Ich atme aus, während ich den Himmel beobachte, der sich in ein leuchtendes Rot verwandelt. Die Landschaft hier auf dem großen Campus ist wirklich wunderschön. Ich bin froh, dass ich diesen eleganten Ort gewählt habe.
Ich lehne meinen Kopf willig gegen den Baum und schließe angenehm die Augen. Daran könnte ich mich gewöhnen.
„Stört es dich, wenn ich mich zu dir setze?“ Ein Schatten fällt über mich. Seine tiefe Stimme erschreckt meine Ruhe.
Ich öffne die Augen und sehe Blake, der mit einem einladenden Grinsen auf mich herabblickt. Was macht er hier? Nicht, dass ich es böse meine, aber wir sind keine Freunde. Es muss doch einen besseren Ort für ihn geben als hier.
„Ähm, klar.“ Ich ziehe meinen Rucksack näher zu mir, damit er sich setzen kann.
Ehrlich gesagt, wünsche ich mir nicht, dass er bei mir ist. Dies war die einzige Zeit des Tages, in der ich ruhig allein sein konnte. Aber seine Einladung abzulehnen, wäre zu unhöflich von mir. Ich habe einfach nicht das Herz, nein zu sagen.
Er setzt sich hin, die Knie angezogen und die Unterarme darauf ruhend. Nach einem Ausatmen fragt er: „Wunderschöne Aussicht, oder?“ Er blinzelt in die untergehende Sonne.
Ich starre ihn einen Moment lang an. „Ja.“ Mein Kopf wendet sich unzureichend ab. Es ist einfach zu seltsam, dass er hier ist. Ich kenne nicht einmal seinen Nachnamen. Was soll ich sagen?
Dann bemerke ich seine Sporttasche neben ihm, was mir eine gute Idee für Smalltalk gibt, um die Situation weniger unangenehm zu machen. „Spielst du einen Sport?“ Mein Finger zeichnet einen Kreis ins Gras.
„Fußball.“ Er antwortet, während er weiterhin ruhig den Sonnenuntergang beobachtet. „Es ist mein zweites Jahr hier.“
Ich seufze und schüttle den Kopf. Er ist also ein Fußballspieler hier.
„Was?“ fragt er, nachdem er meinen Gesichtsausdruck bemerkt hat, und mustert mich neugierig.
„Nichts.“ antworte ich leise, um mir auf die Zunge zu beißen. Ich möchte lieber nichts anfangen.

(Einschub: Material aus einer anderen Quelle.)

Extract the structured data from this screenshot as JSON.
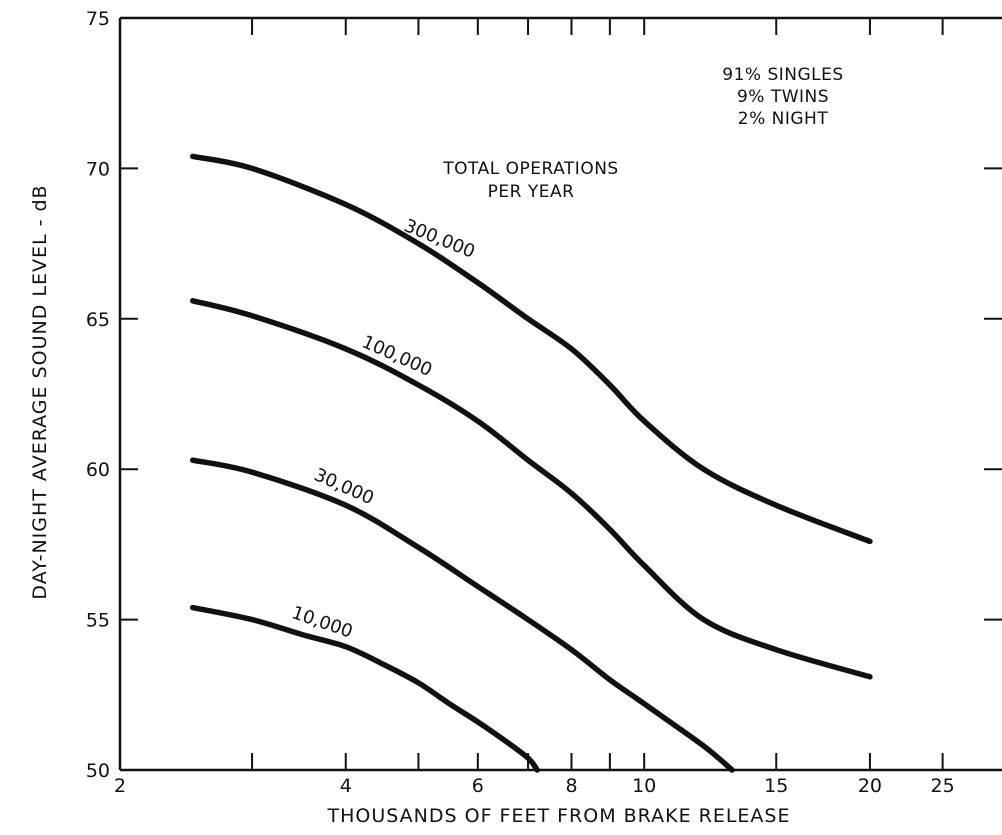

Ich weiß nicht, warum er versucht, sich mit mir anzufreunden. Er ist ein Sportler. Ich weiß, wie das endet. Fazit: Er ist ein kompletter Idiot.
„Was ist?“ fragt er erneut und richtet sich auf, als er mich herausfordert.
Ich verdrehe die Augen. „Du. Jungs wie du reden nicht oft mit Mädchen wie mir.“ Außerdem sollte er doch bei den coolen Kids sein, oder? Ich bin definitiv nicht eine von ihnen.
Ich war nie ein „cooles Kind“, aber ich war auch nie schüchtern. Jeder kannte meinen Namen. Es gab unbekannte Schüler, die mich auf den Fluren grüßten, und Schüler, die gerne im Unterricht mit mir sprachen. Trotzdem betrachte ich mich nicht als eines der „coolen Kids“, weil ich nie Teil der Clique war. Ich zog es vor, jeden Tag mit vielleicht vier oder fünf Leuten abzuhängen. Ich habe nie gefeiert, keine Drogen genommen oder mich dem Trend des Monats angeschlossen. Ich war von all dem getrennt. Ich war nicht cool, aber ich war auch nicht langweilig.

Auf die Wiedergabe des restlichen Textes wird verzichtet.